Según el historiador Edmundo O’Gorman, en México, desgraciadamente, “la historia de la división de su territorio puede reducirse, con excepción de la época [del segundo Imperio], a una larga narración de pugnas entre diversas regiones del país para lograr mayor extensión territorial en detrimento de otras y con prejuicio del bien público. Cabe, pues la honra a Maximiliano y a su gobierno, de haber sido el único régimen que intentó una división política territorial científica, piedra angular de toda buena administración, y elemento esencial en el éxito de todo régimen democrático.” Por eso para él, la “organización territorial del Imperio [es] la única que merece esa designación”.

La República Triunfante y el Porfiriato

Tras la derrota que los republicanos propinaron al imperio, la República retomó a la Constitución de 1857, anuló la organización de “tendencia científica” del Imperio y el territorio volvió a la división que se tenía en 1864.

Sin embargo, los cambios territoriales continuaron: Para el 15 de enero de 1869 quedó definitivamente erigido como Estado de la Federación el segundo distrito militar creado por el decreto de 7 de junio de 1862, es decir, Hidalgo, integrado por los distritos de Actopan, Apam, Huascasaloya, Huejutla, Huichapan, Pachuca, Tula, Tulancingo, Ixmiquilpan, Zacualtipan y Zimapán, que formaban parte del Estado de México.  Años después, el 16 de abril de 1869, Morelos se erigió también en Estado.

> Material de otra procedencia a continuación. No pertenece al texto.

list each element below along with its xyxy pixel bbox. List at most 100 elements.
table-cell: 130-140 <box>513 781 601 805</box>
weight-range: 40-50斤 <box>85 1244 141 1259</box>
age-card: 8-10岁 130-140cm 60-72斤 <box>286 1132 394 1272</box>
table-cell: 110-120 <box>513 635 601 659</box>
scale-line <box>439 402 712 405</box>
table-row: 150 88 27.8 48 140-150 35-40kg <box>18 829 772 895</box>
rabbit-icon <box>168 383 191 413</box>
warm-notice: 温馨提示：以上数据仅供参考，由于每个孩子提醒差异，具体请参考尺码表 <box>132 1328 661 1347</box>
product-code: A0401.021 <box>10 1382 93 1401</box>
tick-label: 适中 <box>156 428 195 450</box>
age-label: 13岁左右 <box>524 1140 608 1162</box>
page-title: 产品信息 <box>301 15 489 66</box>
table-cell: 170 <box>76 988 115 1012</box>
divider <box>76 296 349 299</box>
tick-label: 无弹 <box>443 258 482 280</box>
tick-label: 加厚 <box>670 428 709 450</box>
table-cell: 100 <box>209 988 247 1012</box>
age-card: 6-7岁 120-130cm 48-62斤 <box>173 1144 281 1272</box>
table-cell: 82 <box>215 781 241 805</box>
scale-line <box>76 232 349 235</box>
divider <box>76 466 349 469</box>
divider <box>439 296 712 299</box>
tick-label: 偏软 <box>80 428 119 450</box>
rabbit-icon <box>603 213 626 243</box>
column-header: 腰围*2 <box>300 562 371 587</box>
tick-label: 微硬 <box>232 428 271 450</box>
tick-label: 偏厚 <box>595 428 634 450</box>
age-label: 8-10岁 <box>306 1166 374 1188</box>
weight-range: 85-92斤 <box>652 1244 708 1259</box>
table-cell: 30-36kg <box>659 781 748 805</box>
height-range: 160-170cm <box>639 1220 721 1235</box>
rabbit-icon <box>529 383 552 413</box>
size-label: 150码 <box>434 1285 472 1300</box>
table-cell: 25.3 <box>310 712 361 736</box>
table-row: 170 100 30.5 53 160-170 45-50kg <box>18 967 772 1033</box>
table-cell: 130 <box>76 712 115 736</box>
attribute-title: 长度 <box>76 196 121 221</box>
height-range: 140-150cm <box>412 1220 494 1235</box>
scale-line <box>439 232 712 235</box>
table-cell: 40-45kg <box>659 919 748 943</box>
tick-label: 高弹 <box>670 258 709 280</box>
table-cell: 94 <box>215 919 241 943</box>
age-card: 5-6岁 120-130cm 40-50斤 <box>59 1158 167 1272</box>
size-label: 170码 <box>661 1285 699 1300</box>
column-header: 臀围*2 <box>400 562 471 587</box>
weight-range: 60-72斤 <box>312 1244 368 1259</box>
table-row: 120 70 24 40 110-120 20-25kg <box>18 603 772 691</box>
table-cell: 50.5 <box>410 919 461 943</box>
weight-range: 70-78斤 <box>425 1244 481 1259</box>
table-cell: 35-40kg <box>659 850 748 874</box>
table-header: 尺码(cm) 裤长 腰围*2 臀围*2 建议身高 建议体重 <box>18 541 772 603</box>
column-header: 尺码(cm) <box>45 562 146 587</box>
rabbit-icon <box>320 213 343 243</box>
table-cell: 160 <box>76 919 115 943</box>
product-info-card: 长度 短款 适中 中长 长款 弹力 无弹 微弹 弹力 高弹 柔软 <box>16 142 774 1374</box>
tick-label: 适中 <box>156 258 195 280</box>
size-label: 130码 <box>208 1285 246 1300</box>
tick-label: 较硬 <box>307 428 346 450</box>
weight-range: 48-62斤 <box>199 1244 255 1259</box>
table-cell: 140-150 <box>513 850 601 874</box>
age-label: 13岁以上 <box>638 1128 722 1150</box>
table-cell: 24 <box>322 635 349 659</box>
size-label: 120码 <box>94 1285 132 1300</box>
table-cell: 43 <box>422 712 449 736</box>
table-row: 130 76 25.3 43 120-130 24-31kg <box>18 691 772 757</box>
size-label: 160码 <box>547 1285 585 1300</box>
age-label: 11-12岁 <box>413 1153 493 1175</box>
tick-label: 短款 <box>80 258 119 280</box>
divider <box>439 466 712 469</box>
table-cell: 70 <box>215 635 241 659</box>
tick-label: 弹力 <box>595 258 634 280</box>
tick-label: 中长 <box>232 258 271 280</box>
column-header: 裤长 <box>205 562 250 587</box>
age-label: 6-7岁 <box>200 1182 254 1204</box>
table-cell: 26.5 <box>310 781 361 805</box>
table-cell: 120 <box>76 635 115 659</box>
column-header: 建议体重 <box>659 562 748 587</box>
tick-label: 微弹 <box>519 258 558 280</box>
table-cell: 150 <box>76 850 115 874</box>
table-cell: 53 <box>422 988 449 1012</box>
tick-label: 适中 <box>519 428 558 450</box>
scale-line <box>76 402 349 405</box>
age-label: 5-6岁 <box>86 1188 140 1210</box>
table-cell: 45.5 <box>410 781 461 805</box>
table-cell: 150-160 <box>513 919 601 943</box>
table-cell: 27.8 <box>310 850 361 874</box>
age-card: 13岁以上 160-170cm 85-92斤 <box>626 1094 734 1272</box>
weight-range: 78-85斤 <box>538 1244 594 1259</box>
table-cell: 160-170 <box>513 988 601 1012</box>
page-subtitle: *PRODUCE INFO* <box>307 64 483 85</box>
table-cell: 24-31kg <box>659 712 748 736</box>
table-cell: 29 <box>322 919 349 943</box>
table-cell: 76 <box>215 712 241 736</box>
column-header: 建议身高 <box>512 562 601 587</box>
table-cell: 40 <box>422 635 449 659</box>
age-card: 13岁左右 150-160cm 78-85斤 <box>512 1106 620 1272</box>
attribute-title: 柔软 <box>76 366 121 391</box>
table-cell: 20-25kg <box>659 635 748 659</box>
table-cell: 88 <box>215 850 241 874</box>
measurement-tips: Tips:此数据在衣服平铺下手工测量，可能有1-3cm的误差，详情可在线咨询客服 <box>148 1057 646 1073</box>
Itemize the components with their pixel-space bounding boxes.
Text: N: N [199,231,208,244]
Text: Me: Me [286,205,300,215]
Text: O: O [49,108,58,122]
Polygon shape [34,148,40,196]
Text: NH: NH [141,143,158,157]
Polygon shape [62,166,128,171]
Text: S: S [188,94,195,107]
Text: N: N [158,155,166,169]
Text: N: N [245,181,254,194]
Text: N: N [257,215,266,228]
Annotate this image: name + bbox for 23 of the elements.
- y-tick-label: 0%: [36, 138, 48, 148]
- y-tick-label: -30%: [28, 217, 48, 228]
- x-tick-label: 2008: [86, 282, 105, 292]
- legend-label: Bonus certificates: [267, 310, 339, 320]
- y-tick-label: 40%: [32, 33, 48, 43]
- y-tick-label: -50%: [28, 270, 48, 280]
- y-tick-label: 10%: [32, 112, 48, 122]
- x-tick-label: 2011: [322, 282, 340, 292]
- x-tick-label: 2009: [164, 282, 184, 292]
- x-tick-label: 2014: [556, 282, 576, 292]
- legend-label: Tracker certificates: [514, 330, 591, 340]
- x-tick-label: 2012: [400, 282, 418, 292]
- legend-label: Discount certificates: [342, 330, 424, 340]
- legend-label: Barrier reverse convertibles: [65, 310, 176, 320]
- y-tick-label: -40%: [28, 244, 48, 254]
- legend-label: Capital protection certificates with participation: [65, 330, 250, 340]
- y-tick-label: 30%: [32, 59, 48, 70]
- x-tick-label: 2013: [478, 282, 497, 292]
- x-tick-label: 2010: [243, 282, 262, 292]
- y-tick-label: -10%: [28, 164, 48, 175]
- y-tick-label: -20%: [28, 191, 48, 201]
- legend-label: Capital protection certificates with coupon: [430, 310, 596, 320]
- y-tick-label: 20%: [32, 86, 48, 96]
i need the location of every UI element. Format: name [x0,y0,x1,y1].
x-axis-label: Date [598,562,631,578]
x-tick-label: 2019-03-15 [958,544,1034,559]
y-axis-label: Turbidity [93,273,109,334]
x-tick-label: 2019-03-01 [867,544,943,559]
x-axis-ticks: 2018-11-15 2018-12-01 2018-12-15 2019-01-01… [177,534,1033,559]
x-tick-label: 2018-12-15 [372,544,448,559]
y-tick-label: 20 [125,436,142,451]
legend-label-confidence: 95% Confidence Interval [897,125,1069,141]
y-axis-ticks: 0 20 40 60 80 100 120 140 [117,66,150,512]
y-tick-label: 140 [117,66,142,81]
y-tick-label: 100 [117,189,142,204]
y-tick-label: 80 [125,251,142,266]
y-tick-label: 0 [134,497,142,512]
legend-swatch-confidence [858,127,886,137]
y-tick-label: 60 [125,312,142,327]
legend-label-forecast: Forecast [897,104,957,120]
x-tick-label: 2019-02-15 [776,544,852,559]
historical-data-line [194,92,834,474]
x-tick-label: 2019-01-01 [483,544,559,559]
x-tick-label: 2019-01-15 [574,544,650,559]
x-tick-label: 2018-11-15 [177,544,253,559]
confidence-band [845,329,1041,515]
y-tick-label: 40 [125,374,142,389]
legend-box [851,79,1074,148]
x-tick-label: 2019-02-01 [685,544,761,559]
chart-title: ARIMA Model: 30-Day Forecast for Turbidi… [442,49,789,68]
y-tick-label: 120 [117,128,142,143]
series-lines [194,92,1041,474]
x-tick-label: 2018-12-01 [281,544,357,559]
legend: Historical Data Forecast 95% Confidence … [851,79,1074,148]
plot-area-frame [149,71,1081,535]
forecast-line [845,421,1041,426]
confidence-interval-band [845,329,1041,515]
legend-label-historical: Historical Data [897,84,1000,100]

Por decreto de 26 de febrero de 1864 se había decretado la separación de Coahuila y Nuevo León, por lo que tras el consentimiento de la mayoría de las legislaturas, el 18 de noviembre de 1869 se erigió en Estado a “Coahuila de Zaragoza”, que desde entonces es independiente de Nuevo León otra vez (recordemos que se anexó a Nuevo León el 1856). El Territorio de Tepic se creó del séptimo cantón del Estado de Jalisco el 12 de diciembre de 1884  y el 24 de noviembre de 1902 se creó el Territorio Federal de Quintana Roo.

Recapitulando: Para entonces la división territorial es la de la Constitución de 1857 aumentada con cuatro Estados y dos Territorios, es decir Aguascalientes, Chiapas, Chihuahua, Campeche, Coahuila, Colima, Durango, Guanajuato, Guerrero, Hidalgo, Jalisco, México, Michoacán, Morelos, Nuevo León, Oaxaca, Puebla, Querétaro, San Luis Potosí, Sonora, Sinaloa, Tabasco, Tamaulipas, Tlaxcala, Veracruz, Valle de México, Yucatán y Zacatecas; tres Territorios: Baja California, Tepic y Quintana Roo; así como un Distrito Federal (en realidad el Estado del Valle de México nunca existió, por lo que son 27 Estados, tres Territorios y un Distrito Federal).

La Constitución de 1917

Tras la Revolución, se promulgó una nueva Constitución el 5 de febrero de 1917. Esta Carta Magna consagró en su artículo 43° la existencia de 28 Estados: Aguascalientes, Campeche, Coahuila, Colima, Chiapas, Chihuahua, Durango, Guanajuato, Guerrero, Hidalgo, Jalisco, México, Michoacán, Morelos, Nayarit, Nuevo León, Oaxaca, Puebla, Querétaro, San Luis Potosí, Sinaloa, Sonora, Tabasco, Tamaulipas, Tlaxcala, Veracruz, Yucatán y Zacatecas; dos Territorios: Baja California y Quintana Roo; y un Distrito Federal. Respecto a la organización territorial anterior de los Estados y Territorios solo hubo dos cambios: El Territorio de Tepic se volvió el Estado de Nayarit y, a diferencia de la Constitución de 1857, en la de 1917 se plasmó que el Estado del Valle de México se erigiría sólo si los poderes supremos cambiaban de residencia.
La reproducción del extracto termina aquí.